07- July (1b)The Breezeway garden is in the territory of a mated cardinal pair.

They visit several times a day, landing in the tiny native patch, or on the wall, or on the tree stump, bringing a bright flash of color before they fly off again.

At the Touhy garden, it was robins. They would always be the first birds to visit me in the spring, often sitting fearlessly close while I worked in the soil. I used to call one bold male “the god in the garden” because he seemed the manifestation of the god returning to earth for the Equinox. In their hope for worms from the disturbed soil, the robins would tolerate the human and her tools.

The cardinals are more skittish.
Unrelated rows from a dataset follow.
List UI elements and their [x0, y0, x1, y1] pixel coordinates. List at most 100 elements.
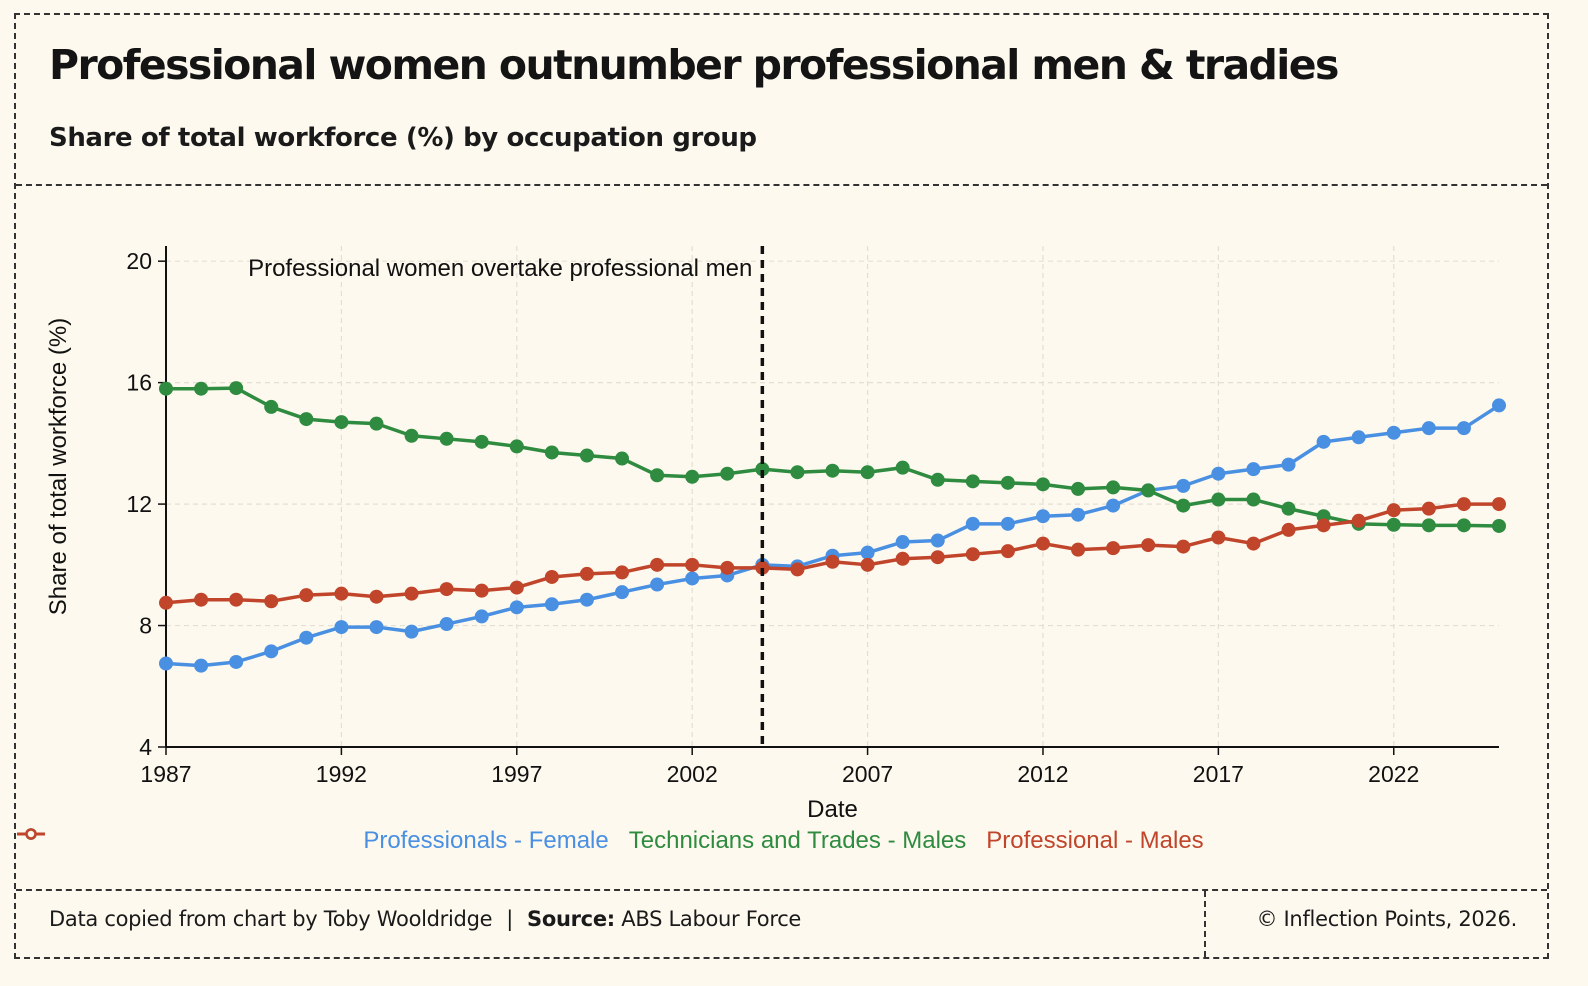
data-point [1492, 518, 1506, 533]
data-point [1071, 481, 1086, 496]
legend-item: Technicians and Trades - Males [17, 827, 966, 855]
data-point [264, 594, 279, 609]
data-point [930, 550, 945, 565]
data-point [334, 620, 349, 635]
data-point [1281, 501, 1296, 516]
data-point [544, 597, 559, 612]
data-point [1492, 497, 1506, 512]
data-point [334, 415, 349, 430]
data-point [965, 474, 980, 489]
data-point [334, 586, 349, 601]
data-point [1421, 421, 1436, 436]
data-point [369, 589, 384, 604]
data-point [685, 571, 700, 586]
y-tick-label: 4 [139, 734, 152, 760]
copyright: © Inflection Points, 2026. [1256, 907, 1517, 931]
data-point [1456, 518, 1471, 533]
data-point [1141, 483, 1156, 498]
data-point [194, 592, 209, 607]
data-point [685, 557, 700, 572]
data-point [194, 381, 209, 396]
data-point [825, 554, 840, 569]
data-point [439, 582, 454, 597]
data-point [509, 439, 524, 454]
data-point [404, 428, 419, 443]
data-point [509, 600, 524, 615]
x-tick-label: 2002 [667, 761, 718, 787]
data-point [474, 434, 489, 449]
data-point [860, 545, 875, 560]
data-point [159, 381, 173, 396]
data-point [159, 595, 173, 610]
data-point [1456, 421, 1471, 436]
data-point [720, 466, 735, 481]
x-tick-label: 1987 [140, 761, 191, 787]
y-tick-label: 12 [126, 491, 152, 517]
data-point [755, 462, 770, 477]
chart-frame: Professional women outnumber professiona… [14, 13, 1549, 959]
data-point [1421, 518, 1436, 533]
data-point [650, 468, 665, 483]
data-point [369, 620, 384, 635]
source-label: Source: [527, 907, 615, 931]
data-point [1211, 530, 1226, 545]
data-point [369, 416, 384, 431]
data-point [1035, 509, 1050, 524]
data-point [895, 551, 910, 566]
x-tick-label: 2017 [1193, 761, 1244, 787]
x-tick-label: 1992 [316, 761, 367, 787]
legend-label: Professionals - Female [363, 827, 609, 854]
legend-item: Professionals - Female [17, 827, 609, 855]
data-point [1246, 536, 1261, 551]
data-point [299, 412, 314, 427]
data-point [1316, 434, 1331, 449]
data-point [474, 583, 489, 598]
data-point [1386, 517, 1401, 532]
page-title: Professional women outnumber professiona… [49, 41, 1339, 89]
data-point [229, 592, 244, 607]
data-point [1071, 507, 1086, 522]
page-subtitle: Share of total workforce (%) by occupati… [49, 123, 757, 153]
data-point [860, 465, 875, 480]
data-point [264, 399, 279, 414]
data-point [615, 565, 630, 580]
x-tick-label: 2007 [842, 761, 893, 787]
data-point [1106, 480, 1121, 495]
data-point [474, 609, 489, 624]
data-point [404, 624, 419, 639]
source-value: ABS Labour Force [621, 907, 802, 931]
data-point [1035, 477, 1050, 492]
data-point [1176, 498, 1191, 513]
data-point [579, 448, 594, 463]
data-point [685, 469, 700, 484]
x-tick-label: 2022 [1368, 761, 1419, 787]
data-point [720, 560, 735, 575]
data-point [650, 557, 665, 572]
data-point [1281, 457, 1296, 472]
annotation-text: Professional women overtake professional… [248, 255, 752, 282]
data-point [1421, 501, 1436, 516]
chart-canvas: 4 8 12 16 20 1987 1992 1997 2002 2007 2012 2017 2022… [45, 246, 1506, 823]
data-point [1035, 536, 1050, 551]
data-point [1141, 538, 1156, 553]
data-point [1000, 475, 1015, 490]
data-point [579, 566, 594, 581]
data-point [1106, 498, 1121, 513]
data-point [229, 654, 244, 669]
data-point [1246, 462, 1261, 477]
data-point [1000, 544, 1015, 559]
data-point [229, 381, 244, 396]
legend-swatch [17, 828, 45, 840]
footer-credit-line: Data copied from chart by Toby Wooldridg… [49, 907, 801, 931]
data-point [1211, 492, 1226, 507]
y-tick-label: 8 [139, 613, 152, 639]
data-point [1281, 522, 1296, 537]
data-point [930, 533, 945, 548]
data-point [1000, 516, 1015, 531]
data-point [439, 617, 454, 632]
data-point [194, 658, 209, 673]
data-point [544, 569, 559, 584]
data-point [1176, 539, 1191, 554]
series-line [165, 403, 1500, 668]
data-point [1176, 478, 1191, 493]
Even small movements from inside the Breezeway itself cause them to startle and fly off. It seems somehow fitting for the rarer cardinal to take the god’s role now, and ironic to have a mated pair adopt me in my singlehood.

I didn’t see too many robins in the new year in the new space—mostly starlings, juncos, jays, and woodpeckers. The grackles that were a mainstay at the old house are also absent, probably because there isn’t enough ground cover yet with all the plants so new. Grackles like to be under things.

In July my fence got built—a 6-foot privacy fence with key-locked gates that encloses the Farm and the gangway, making the back of the house more private and secure.

07- July (1a)I contracted for the fence back in April, but bad weather kept pushing me down their schedule. Finally, just two workers showed up and built it in two marathon 16-hour days. There was only supposed to be one lockable gate with a metal frame, but they accidentally put in two, so I got the second one for the cost of a standard gate. Nice.

The gate encloses the “backyard” of this property which doesn’t really have a backyard—it’s got two side yards, a narrow gangway off the kitchen and breezeway, and a very narrow front yard that is mostly the city’s easement. Because of this, I had been meeting everyone walking by, no matter which part of the garden I was in; they were intrigued and fascinated in particular by the Farm. Gardens by their nature are social places, attracting not just insects and mammals and birds (and even reptiles) but people too. Even gardens as solitary as mine are social places. With the fence up, I miss the casual conversation of people passers-by.

I make it a point to sit at the open Breezeway patio in the morning and the late afternoon.